This project implements a simple chatbot using microsoft/phi-2
model.
The goal is to create a chatbot that can classify the user input into three classes (support
, comercial
and joke
) and respond accordingly using the right prompts. It uses a different prompt template depending on the classification output.
Here you can see a GIF showcasing a short conversation.
If you want to quickly run the code, you have three options:
- The easiest way is to run
Not-so-simple phi-2 chatbot
notebook on colab - Download the code and run
not_so_simple_phi2_chatbot.ipynb
notebook (you need to installrequirements.txt
) - Download the code and run
gradio app.py
(you need to installrequirements.txt
)
⚠️ Warning: Inference is much fastar on GPU than on CPU.
In addition to the functionality above, we also implemented a simple LoRA fine tuning notebook (finetune.ipynb
). It fine tunes the model with a toy conversation dataset.

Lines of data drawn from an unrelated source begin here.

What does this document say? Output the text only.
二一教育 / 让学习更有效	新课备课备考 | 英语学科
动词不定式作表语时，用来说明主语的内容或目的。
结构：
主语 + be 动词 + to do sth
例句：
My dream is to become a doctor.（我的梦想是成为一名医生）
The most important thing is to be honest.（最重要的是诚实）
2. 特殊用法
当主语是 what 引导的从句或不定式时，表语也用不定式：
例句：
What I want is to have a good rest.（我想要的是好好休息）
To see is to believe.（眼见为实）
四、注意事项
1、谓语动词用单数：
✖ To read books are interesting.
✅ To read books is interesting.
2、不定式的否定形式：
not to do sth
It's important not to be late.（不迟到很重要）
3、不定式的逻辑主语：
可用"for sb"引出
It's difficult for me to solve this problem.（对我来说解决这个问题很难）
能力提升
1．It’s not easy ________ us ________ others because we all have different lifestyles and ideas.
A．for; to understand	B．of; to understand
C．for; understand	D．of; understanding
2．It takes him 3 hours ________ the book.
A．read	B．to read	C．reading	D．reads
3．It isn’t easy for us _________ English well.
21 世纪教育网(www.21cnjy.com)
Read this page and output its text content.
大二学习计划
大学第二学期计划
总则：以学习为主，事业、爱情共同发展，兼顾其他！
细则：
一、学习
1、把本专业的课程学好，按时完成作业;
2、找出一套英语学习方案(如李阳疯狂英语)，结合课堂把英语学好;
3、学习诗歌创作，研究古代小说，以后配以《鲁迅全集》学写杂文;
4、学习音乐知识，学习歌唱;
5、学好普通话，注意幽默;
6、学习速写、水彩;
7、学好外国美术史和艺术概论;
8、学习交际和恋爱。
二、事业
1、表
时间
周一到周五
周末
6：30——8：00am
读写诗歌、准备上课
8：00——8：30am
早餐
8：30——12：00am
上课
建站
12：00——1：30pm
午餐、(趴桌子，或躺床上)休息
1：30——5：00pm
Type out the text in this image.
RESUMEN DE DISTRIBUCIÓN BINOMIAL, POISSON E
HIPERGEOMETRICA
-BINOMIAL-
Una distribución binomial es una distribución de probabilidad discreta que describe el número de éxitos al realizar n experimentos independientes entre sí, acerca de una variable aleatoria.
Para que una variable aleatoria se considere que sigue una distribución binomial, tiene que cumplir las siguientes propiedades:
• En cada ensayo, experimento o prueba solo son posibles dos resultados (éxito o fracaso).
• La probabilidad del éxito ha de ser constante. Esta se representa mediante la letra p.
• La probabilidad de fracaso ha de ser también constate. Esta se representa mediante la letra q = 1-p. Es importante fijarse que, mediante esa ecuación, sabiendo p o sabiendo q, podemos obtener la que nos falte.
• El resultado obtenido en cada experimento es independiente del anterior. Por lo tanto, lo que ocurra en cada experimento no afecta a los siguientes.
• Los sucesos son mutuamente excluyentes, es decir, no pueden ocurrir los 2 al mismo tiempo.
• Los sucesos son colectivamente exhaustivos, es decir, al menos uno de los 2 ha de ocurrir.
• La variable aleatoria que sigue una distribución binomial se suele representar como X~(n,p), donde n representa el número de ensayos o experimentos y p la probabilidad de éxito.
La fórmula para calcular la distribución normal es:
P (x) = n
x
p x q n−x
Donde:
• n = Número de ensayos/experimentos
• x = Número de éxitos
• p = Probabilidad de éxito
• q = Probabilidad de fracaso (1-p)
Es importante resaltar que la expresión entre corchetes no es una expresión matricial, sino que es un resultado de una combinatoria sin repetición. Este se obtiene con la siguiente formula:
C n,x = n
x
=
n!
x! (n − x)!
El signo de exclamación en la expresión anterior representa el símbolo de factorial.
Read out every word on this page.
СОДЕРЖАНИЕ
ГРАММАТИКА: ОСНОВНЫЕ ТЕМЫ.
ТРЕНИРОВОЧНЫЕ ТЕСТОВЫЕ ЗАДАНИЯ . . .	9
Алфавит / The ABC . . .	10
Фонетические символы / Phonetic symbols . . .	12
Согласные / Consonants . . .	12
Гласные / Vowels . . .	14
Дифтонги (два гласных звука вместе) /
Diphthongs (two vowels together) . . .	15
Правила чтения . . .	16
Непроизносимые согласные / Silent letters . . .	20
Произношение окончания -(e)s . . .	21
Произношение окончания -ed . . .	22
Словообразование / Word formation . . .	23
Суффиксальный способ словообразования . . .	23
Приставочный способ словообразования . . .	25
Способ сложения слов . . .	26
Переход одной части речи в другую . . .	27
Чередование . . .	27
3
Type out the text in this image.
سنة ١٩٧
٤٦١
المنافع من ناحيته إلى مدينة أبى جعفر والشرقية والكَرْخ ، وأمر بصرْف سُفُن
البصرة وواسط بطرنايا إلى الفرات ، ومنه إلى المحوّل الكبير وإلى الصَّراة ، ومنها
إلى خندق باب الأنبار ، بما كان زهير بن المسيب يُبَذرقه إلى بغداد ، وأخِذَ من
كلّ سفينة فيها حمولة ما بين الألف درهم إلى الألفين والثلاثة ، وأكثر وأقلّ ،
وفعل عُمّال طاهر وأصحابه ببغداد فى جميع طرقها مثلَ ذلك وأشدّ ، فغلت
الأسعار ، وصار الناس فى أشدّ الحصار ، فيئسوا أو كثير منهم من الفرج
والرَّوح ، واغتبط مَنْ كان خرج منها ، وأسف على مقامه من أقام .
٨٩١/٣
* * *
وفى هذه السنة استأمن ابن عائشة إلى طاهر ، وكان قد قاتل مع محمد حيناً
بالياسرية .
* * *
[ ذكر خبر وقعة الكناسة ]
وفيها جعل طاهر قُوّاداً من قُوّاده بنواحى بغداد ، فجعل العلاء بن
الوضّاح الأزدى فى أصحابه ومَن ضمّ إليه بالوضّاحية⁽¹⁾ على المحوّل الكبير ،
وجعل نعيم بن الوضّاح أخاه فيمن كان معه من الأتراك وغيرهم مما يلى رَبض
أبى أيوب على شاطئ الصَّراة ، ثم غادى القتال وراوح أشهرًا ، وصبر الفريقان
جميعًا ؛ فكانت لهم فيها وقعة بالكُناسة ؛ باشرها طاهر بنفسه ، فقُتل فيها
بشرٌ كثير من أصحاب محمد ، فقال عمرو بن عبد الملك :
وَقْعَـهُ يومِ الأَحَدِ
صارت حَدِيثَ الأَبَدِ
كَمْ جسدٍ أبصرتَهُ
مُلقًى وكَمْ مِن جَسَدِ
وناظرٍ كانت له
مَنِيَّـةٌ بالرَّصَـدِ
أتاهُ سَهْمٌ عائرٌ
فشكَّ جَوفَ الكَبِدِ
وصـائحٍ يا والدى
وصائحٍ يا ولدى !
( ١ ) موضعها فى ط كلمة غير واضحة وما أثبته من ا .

You can also run the gradio
app using Docker.
Build the image doing
sudo docker build -t gradio-app-image .
And then run it with
sudo docker run -p 7860:7860 -t gradio-app-image
Broadly speaking, the solution to this problem was to:
- Take the input query from the user (
human_input
) and classify it into one of the three categories - Define a different instruction set (
instructions
) depending on the classification result - Retrieve the history of past chats (
chat_history
) - Put everything together in a template like the one below.
You are a chatbot having a conversation with a human. \
Follow the given instructions to reply to the Human message below.
Instructions:{instructions}
{chat_history}
Human: {human_input}
Chatbot:
In this way, the chatbot could not only follow the conversation between it and the human, but also get specific instructions on how to behave depending on the topic of the conversation.
This project is a continuation of Simple phi-2 chatbot so check there for the basic info on how it was done.
This chatbot demo was done in the following steps:
As we need to classify our input sentence into one of three categories
support
sales
joke
the first thing to do is to find a suitable text classifier. We opted for a 0-shot learning classifier because we have no samples from any of the categories. After some exploration and after trying several 0-shot classifiers from the Model Hub we reached the conclusion that phi-2
was also the best model for classification. You can see the different experiments and results in experiments.ipynb
.
After having ready our classifier, the next step was to get a sense of how we could use langchain
to complete the project. In experiments_langchain.ipynb
you can see the differet steps we took in order to get from the user message, to a complete chat-like prompt with the following parts like the one shown above.
Finally, to make use of the langchain
chain in streaming mode (so that we get the effect of writing the text word by word, instead of a big chunk at a time), we had to break the chain into two parts. The first half is in charge of the classification of the text, and composing the full prompt we'll use. The second part is the call to the language model in streaming mode.
Finally, the code was adapted to run on different configurations: using gradio command, on a local jupyter notebook or on Google Colab. Check the Quickstart section.
- Appart from language models,
langchain
offers ChatModels as well. The difference between the two comes to the level of abstraction. While standard language models work in a text-in/text-out basis; ChatModels work with the concept of "chat messages". However, they were not considered to be necessary for this project because the task at hand is simple enough and does't necessarily need for an extra level of abstraction. - As explained in Adapt chain to work in streaming mode, we split the chain in two parts to implement the streaming mode. We weren't capable of allowing streaming mode using a full chain instead. We followed instructions from this forum but with no luck. We believe there has to be a way to implement streaming within a chain. However, it may not be implemented yet, as we can see here (mind that the
HuggingFacePipeline
object suggested in the forum appears not to have streaming capabilities). Anyway, the solution splitting the chain was quick, and working; and so it wasn't justified to keep searching for a better solution. - There is a chat interface build by the HuggingFace team called ChatUI. It's visually very appealing, but it had two limitations regarding this project.
- It was more complex to use and to setup than
gradio.ChatInterface()
. - It did not use Gradio, it's a SvelteKitt app (mind that we're instructed to use
gradio
).
- It was more complex to use and to setup than
- We make the classification of the text based solely on the last message of the user. This can lead to some missclassification issues. For example, it may think we're joking when we provide some numerical data. This makes sense because the classifier does not have access to the full context. Although this could be a nice-to-have improvement, our focus now is on other requirements.
- Ensure security and appropriate responses. There is no security mechanism in place to protect against attacks like prompt injection. We do not ensure responses generated by the model are harmless and appropriate either. This could be interesting for a production project not only to ensure the chatbot responds politely (it does not give rude or discriminatory responses, for example) and/or adapts the tone when talking to users (for example with a very angry customer).